I will be buying one now. Also there was talk that they are coming out with a little bit longer "rubber pouch". Very interested in that too.


----------



## stinger (Jul 6, 2014)

Rayshot said:


> Good shooting.
> 
> A plug for the Pocket Shot. I finally got to shoot with the developers of it and with the Pocket shot. I was duly impressed with the performance of the pocket shot. They guys that developed it are good guys too.
> 
> I will be buying one now. Also there was talk that they are coming out with a little bit longer "rubber pouch". Very interested in that too.

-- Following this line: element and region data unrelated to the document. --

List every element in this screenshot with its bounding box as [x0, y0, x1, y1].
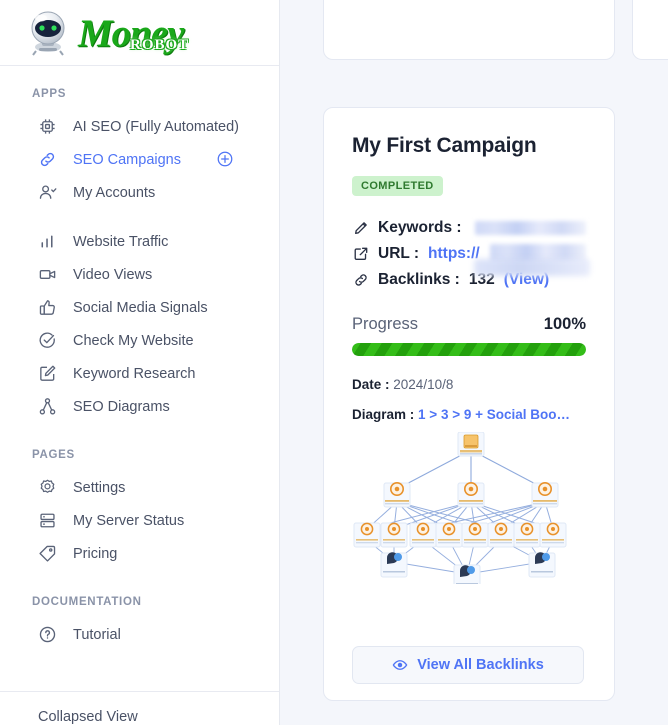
campaign-card-right-column[interactable] — [632, 0, 668, 60]
sidebar: Money ROBOT APPS AI SEO (Fully Automated… — [0, 0, 280, 725]
nav-section-apps-label: APPS — [32, 88, 67, 100]
sidebar-item-video-views[interactable]: Video Views — [0, 258, 279, 291]
check-circle-icon — [38, 331, 57, 350]
sidebar-item-label: Tutorial — [73, 626, 121, 643]
sidebar-item-my-server-status[interactable]: My Server Status — [0, 504, 279, 537]
keywords-row: Keywords : — [352, 217, 586, 238]
nav-section-documentation-label: DOCUMENTATION — [32, 596, 142, 608]
sidebar-item-check-my-website[interactable]: Check My Website — [0, 324, 279, 357]
keywords-value-redacted — [474, 220, 586, 235]
keywords-label: Keywords : — [378, 218, 462, 236]
diagram-value-link[interactable]: 1 > 3 > 9 + Social Boo… — [418, 407, 570, 422]
user-check-icon — [38, 183, 57, 202]
robot-head-icon — [31, 11, 65, 56]
plus-circle-icon[interactable] — [216, 150, 234, 168]
sidebar-nav: APPS AI SEO (Fully Automated) SEO Campai… — [0, 66, 279, 691]
sidebar-footer-label: Collapsed View — [38, 709, 138, 725]
sidebar-item-label: Video Views — [73, 266, 153, 283]
eye-icon — [392, 657, 408, 673]
view-all-backlinks-button[interactable]: View All Backlinks — [352, 646, 584, 684]
sidebar-item-label: My Accounts — [73, 184, 156, 201]
external-link-icon — [352, 245, 369, 262]
thumbs-up-icon — [38, 298, 57, 317]
url-row: URL : https:// — [352, 243, 590, 276]
sidebar-item-label: AI SEO (Fully Automated) — [73, 118, 240, 135]
sidebar-item-label: SEO Campaigns — [73, 151, 181, 168]
sidebar-item-label: Social Media Signals — [73, 299, 208, 316]
sitemap-icon — [38, 397, 57, 416]
progress-bar-fill — [352, 343, 586, 356]
sidebar-item-keyword-research[interactable]: Keyword Research — [0, 357, 279, 390]
brand-logo[interactable]: Money ROBOT — [0, 0, 279, 66]
campaign-meta: Keywords : URL : https:// Backlinks: 13… — [352, 217, 590, 290]
date-label: Date : — [352, 377, 390, 392]
sidebar-item-pricing[interactable]: Pricing — [0, 537, 279, 570]
brand-name-secondary: ROBOT — [130, 37, 190, 53]
sidebar-item-label: Website Traffic — [73, 233, 169, 250]
sidebar-item-tutorial[interactable]: Tutorial — [0, 618, 279, 651]
diagram-nodes-tier3 — [353, 522, 567, 548]
sidebar-item-my-accounts[interactable]: My Accounts — [0, 176, 279, 209]
question-circle-icon — [38, 625, 57, 644]
diagram-preview[interactable] — [352, 432, 586, 584]
diagram-nodes-tier2 — [383, 481, 559, 508]
app-root: Money ROBOT APPS AI SEO (Fully Automated… — [0, 0, 668, 725]
url-label: URL : — [378, 244, 420, 262]
campaign-card[interactable]: My First Campaign COMPLETED Keywords : U… — [323, 107, 615, 701]
progress-header: Progress 100% — [352, 315, 586, 334]
backlinks-label: Backlinks : — [378, 270, 460, 288]
diagram-node-tier1 — [457, 432, 485, 457]
sidebar-collapsed-view-toggle[interactable]: Collapsed View — [0, 691, 279, 725]
video-camera-icon — [38, 265, 57, 284]
diagram-preview-svg — [353, 432, 567, 584]
page-title: My First Campaign — [352, 134, 537, 157]
sidebar-item-label: Pricing — [73, 545, 118, 562]
view-all-backlinks-label: View All Backlinks — [417, 657, 544, 673]
campaign-card-previous[interactable] — [323, 0, 615, 60]
link-chain-icon — [38, 150, 57, 169]
sidebar-item-label: SEO Diagrams — [73, 398, 170, 415]
edit-square-icon — [38, 364, 57, 383]
date-row: Date : 2024/10/8 — [352, 377, 586, 392]
sidebar-item-seo-campaigns[interactable]: SEO Campaigns — [0, 143, 279, 176]
url-value-redacted-overflow — [474, 259, 590, 276]
url-value[interactable]: https:// — [428, 245, 480, 263]
sidebar-item-label: Settings — [73, 479, 126, 496]
sidebar-item-label: Check My Website — [73, 332, 194, 349]
sidebar-item-website-traffic[interactable]: Website Traffic — [0, 225, 279, 258]
gear-icon — [38, 478, 57, 497]
sidebar-item-label: Keyword Research — [73, 365, 196, 382]
pencil-icon — [352, 219, 369, 236]
diagram-row: Diagram : 1 > 3 > 9 + Social Boo… — [352, 407, 586, 422]
sidebar-item-seo-diagrams[interactable]: SEO Diagrams — [0, 390, 279, 423]
bar-chart-icon — [38, 232, 57, 251]
progress-label: Progress — [352, 315, 419, 333]
tag-icon — [38, 544, 57, 563]
sidebar-item-ai-seo[interactable]: AI SEO (Fully Automated) — [0, 110, 279, 143]
main-content: My First Campaign COMPLETED Keywords : U… — [280, 0, 668, 725]
date-value: 2024/10/8 — [393, 377, 454, 392]
sidebar-item-social-media-signals[interactable]: Social Media Signals — [0, 291, 279, 324]
chip-icon — [38, 117, 57, 136]
server-icon — [38, 511, 57, 530]
link-chain-icon — [352, 271, 369, 288]
sidebar-item-settings[interactable]: Settings — [0, 471, 279, 504]
progress-value: 100% — [543, 315, 586, 333]
sidebar-item-label: My Server Status — [73, 512, 185, 529]
diagram-label: Diagram : — [352, 407, 415, 422]
diagram-nodes-social — [380, 552, 556, 584]
status-badge: COMPLETED — [352, 176, 443, 196]
progress-bar — [352, 343, 586, 356]
nav-section-pages-label: PAGES — [32, 449, 75, 461]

That's high praise coming from you Rayshot. I'm intrigued. I'm off to do some homework. Please keep us up to date with your impressions.


----------



## oldmiser (Jan 22, 2014)

well that was a cool trick alright....I have to pass on that .. too go for this old man~~OM


----------



## The Pocket Shot (Sep 28, 2014)

Rayshot said:


> Good shooting.
> 
> A plug for the Pocket Shot. I finally got to shoot with the developers of it and with the Pocket shot. I was duly impressed with the performance of the pocket shot. They guys that developed it are good guys too.
> 
> I will be buying one now. Also there was talk that they are coming out with a little bit longer "rubber pouch". Very interested in that too.


Thanks Ray. We're pulling for you in this years contest. :target: "Sweep the leg!"


----------



## Tentacle Toast (Jan 17, 2013)

I can't get to the vid in the link; I don't know wtf is wrong, but I can vouch for the awesomeness of these Pocket Shots...especially if you're an "instinct shooter". I've got one in my glove box, along side my car sling, & that is always going to be the case. I've given them as gifts to friends who never really cared for slingshots (despite my BEST efforts), & its been a game-changer for them. My best friend now asks me to "bring something new" when I stop by, & I know he shoots that thing a lot even when I'm not there because he always wants me to bring a new pouch (or two) too!

Great people & a great product; I think everyone here would enjoy these, they're that cool...


----------



## The Pocket Shot (Sep 28, 2014)

Tentacle Toast said:


> I can't get to the vid in the link; I don't know wtf is wrong, but I can vouch for the awesomeness of these Pocket Shots...especially if you're an "instinct shooter". I've got one in my glove box, along side my car sling, & that is always going to be the case. I've given them as gifts to friends who never really cared for slingshots (despite my BEST efforts), & its been a game-changer for them. My best friend now asks me to "bring something new" when I stop by, & I know he shoots that thing a lot even when I'm not there because he always wants me to bring a new pouch (or two) too!
> 
> Great people & a great product; I think everyone here would enjoy these, they're that cool...


Thank you Tentacle. We appreciate it. Got some arrow stuff coming out in the near future I think your gonna like too.


----------